Joran van der Sloot leaving US today to return to Peru prison
Joran van der Sloot, who confessed to the 2005 murder of Natalee Holloway in Aruba and who was convicted in the subsequent extortion of her mother, Beth, is on his way back to Peru.
The 36-year-old Dutch national from Aruba, who pleaded guilty to extortion and wire fraud in federal court in Alabama on Oct. 18, was released from the Shelby County Jail Monday morning, escorted by U.S. Marshals.
Northern District of Alabama U.S. Marshal Marty Keely said van der Sloot was taken from the jail to the Birmingham International Airport.
Upon arrival, Peruvian Officials will take him back into custody to serve the rest of his prison sentence for murder.
“U.S. Marshals Service Northern District of Alabama thanks Shelby County Sheriff John Samaniego and Hoover Police Chief Nick Derzis for their assistance in housing Joran van der Sloot while in the custody of the United States Marshals Service Northern District of Alabama,’’ Keely said.
Van der Sloot earlier this month was convicted in the extortion of Beth Holloway. He received a 20-year sentence on each of the two Alabama convictions.
Those sentences will be served concurrently with his 28-year sentence for the 2010 murder of Lima college student Stephany Flores.
Read full coverage of the case here
Natalee, 18, vanished in May 2005 while on a graduation trip with her Mountain Brook High School classmates.
Van der Sloot was long suspected in her death but has not been charged. Natalee’s body has never been found.
In 2010, the same year that Flores was murdered, van der Sloot told a representative of Beth Holloway that for $250,000, he would tell the family the location of Natalee’s remains. Holloway paid van der Sloot $25,000 only to find out that van der Sloot had lied.
He was indicted later that year the Northern District of Alabama on the extortion charges.
Van der Sloot was extradited to Alabama on June 8, 2023, and booked into the Shelby County Jail. His extradition from Peru came with the condition that he be returned there once his case in Alabama was adjudicated.
As part of his plea agreement in the Alabama charges, he was required to tell the Holloway family how Natalee died and where her body was disposed. FBI agents said he passed a polygraph test, and Beth Holloway said she is confident in the details of his confession.
Also, as part of the plea, van der Sloot must repay Holloway $25,000.
Part of van der Sloot’s chilling confession was made public after his guilty plea. He said he kicked her in the face and then bludgeoned her with a cinderblock when she refused his sexual advances.
“Uh, when she knees me in the crotch, uh, I get up, uh, on the beach and I kick her extremely hard in the face,’’ a transcript of his confession states. said. “Uhm, yeah, she’s laying down unconscious, possibly even dead, but definitely unconscious.”

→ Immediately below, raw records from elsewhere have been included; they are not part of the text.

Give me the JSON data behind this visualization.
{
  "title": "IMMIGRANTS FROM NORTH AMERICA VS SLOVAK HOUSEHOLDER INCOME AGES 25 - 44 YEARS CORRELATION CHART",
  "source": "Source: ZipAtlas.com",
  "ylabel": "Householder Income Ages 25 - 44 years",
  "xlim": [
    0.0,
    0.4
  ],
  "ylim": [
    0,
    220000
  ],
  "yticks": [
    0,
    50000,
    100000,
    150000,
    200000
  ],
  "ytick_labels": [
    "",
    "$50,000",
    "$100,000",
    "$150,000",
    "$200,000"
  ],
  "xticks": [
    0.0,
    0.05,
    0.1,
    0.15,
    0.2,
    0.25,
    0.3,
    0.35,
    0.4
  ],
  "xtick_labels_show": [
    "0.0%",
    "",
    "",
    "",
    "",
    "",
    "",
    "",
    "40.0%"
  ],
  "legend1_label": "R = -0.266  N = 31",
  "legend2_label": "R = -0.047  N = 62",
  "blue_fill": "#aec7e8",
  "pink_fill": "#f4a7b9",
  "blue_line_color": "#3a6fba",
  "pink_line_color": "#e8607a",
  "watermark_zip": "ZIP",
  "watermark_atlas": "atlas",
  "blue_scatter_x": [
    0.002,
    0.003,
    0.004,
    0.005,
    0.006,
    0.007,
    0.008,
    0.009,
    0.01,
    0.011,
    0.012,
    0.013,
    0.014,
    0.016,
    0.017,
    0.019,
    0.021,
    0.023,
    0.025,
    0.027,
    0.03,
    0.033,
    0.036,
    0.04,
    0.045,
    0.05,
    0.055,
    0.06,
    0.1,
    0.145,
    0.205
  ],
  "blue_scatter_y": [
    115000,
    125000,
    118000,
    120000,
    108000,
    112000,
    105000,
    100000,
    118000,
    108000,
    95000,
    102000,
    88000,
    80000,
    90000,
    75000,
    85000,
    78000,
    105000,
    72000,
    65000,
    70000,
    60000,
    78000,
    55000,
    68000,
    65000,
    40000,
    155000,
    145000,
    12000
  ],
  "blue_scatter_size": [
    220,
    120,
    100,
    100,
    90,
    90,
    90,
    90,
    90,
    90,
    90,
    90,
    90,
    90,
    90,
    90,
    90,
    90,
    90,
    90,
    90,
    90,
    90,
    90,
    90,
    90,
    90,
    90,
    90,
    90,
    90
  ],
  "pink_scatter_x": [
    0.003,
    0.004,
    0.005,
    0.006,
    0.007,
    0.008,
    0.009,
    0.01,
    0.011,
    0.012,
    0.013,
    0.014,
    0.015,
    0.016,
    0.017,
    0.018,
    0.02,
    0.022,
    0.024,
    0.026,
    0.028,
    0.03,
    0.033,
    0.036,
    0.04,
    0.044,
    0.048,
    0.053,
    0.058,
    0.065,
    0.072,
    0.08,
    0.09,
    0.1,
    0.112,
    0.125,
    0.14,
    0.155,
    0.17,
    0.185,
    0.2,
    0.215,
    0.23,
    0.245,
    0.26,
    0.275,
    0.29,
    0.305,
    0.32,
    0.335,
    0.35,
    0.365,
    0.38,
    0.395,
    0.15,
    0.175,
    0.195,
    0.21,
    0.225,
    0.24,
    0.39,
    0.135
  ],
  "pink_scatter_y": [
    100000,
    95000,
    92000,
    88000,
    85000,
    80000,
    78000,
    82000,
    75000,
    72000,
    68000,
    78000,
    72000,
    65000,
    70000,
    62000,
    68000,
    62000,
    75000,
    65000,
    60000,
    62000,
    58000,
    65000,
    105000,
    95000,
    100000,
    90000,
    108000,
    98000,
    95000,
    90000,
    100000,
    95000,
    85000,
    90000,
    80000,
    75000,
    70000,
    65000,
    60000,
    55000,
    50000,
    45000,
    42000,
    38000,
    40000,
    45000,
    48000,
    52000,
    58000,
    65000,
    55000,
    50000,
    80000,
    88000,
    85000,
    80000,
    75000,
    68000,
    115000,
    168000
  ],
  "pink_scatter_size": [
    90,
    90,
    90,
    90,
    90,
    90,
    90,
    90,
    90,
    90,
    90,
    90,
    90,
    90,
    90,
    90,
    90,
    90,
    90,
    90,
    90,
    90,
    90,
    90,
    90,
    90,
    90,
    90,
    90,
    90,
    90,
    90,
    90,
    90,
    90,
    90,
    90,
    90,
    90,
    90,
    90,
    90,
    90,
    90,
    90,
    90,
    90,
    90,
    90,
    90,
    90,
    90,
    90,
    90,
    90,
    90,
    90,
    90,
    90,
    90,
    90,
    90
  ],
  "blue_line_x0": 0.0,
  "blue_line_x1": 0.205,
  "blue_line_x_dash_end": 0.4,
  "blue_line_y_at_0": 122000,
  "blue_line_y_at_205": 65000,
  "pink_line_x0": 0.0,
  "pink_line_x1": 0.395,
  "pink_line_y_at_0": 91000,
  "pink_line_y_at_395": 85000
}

Van der Sloot said he then smashed her head in with a cinder block he found and put her body in the ocean. “I walk up to about my knees into the ocean and I push her into the – into the sea. Uhm, and uhm, yeah, after that I – I get out. I- I walk home,” the transcript read.
“You have finally admitted that, in fact, you murdered her,” a tearful Beth Holloway said in court.
“You terminated her dreams, her potential, her possibilities, when you bludgeoned her to death in 2005,” Holloway said after he pleaded guilty.
“You didn’t get what you wanted from Natalee, your sexual satisfaction, so you brutally killed her….You are the one in Aruba no one wants to be, the black mark on the island,” she said.
Beth Holloway said after Natalee was killed, van der Sloot went home and watched pornography.
“I would like to take this chance to apologize to the Holloway family, to apologize to my own family, to say I hope the statement I provided brings some kind of closure to everyone involved,” van der Sloot said.
Van der Sloot said he is now a Christian. “I am no longer that person I was back then.”
Asked outside of court if she hoped Aruba would now charge van der Sloot in Natalee’s death, Holloway said, “Hopefully, maybe, they will look into that. I have what I need.”
It has been widely reported that because the statute of limitations for homicide in Aruba is 12 years it was unlikely van der Sloot would be prosecuted for Natalee’s murder.
The day after van der Sloot’s guilty plea, prosecutors in Aruba asked the U.S. Department of Justice to send them records from its investigation of Joran van der Sloot, a spokeswoman told AL.com.
Spokeswoman Ann Angela said prosecutors in Aruba wish to review DOJ records “before deciding on the procedural steps to be taken.”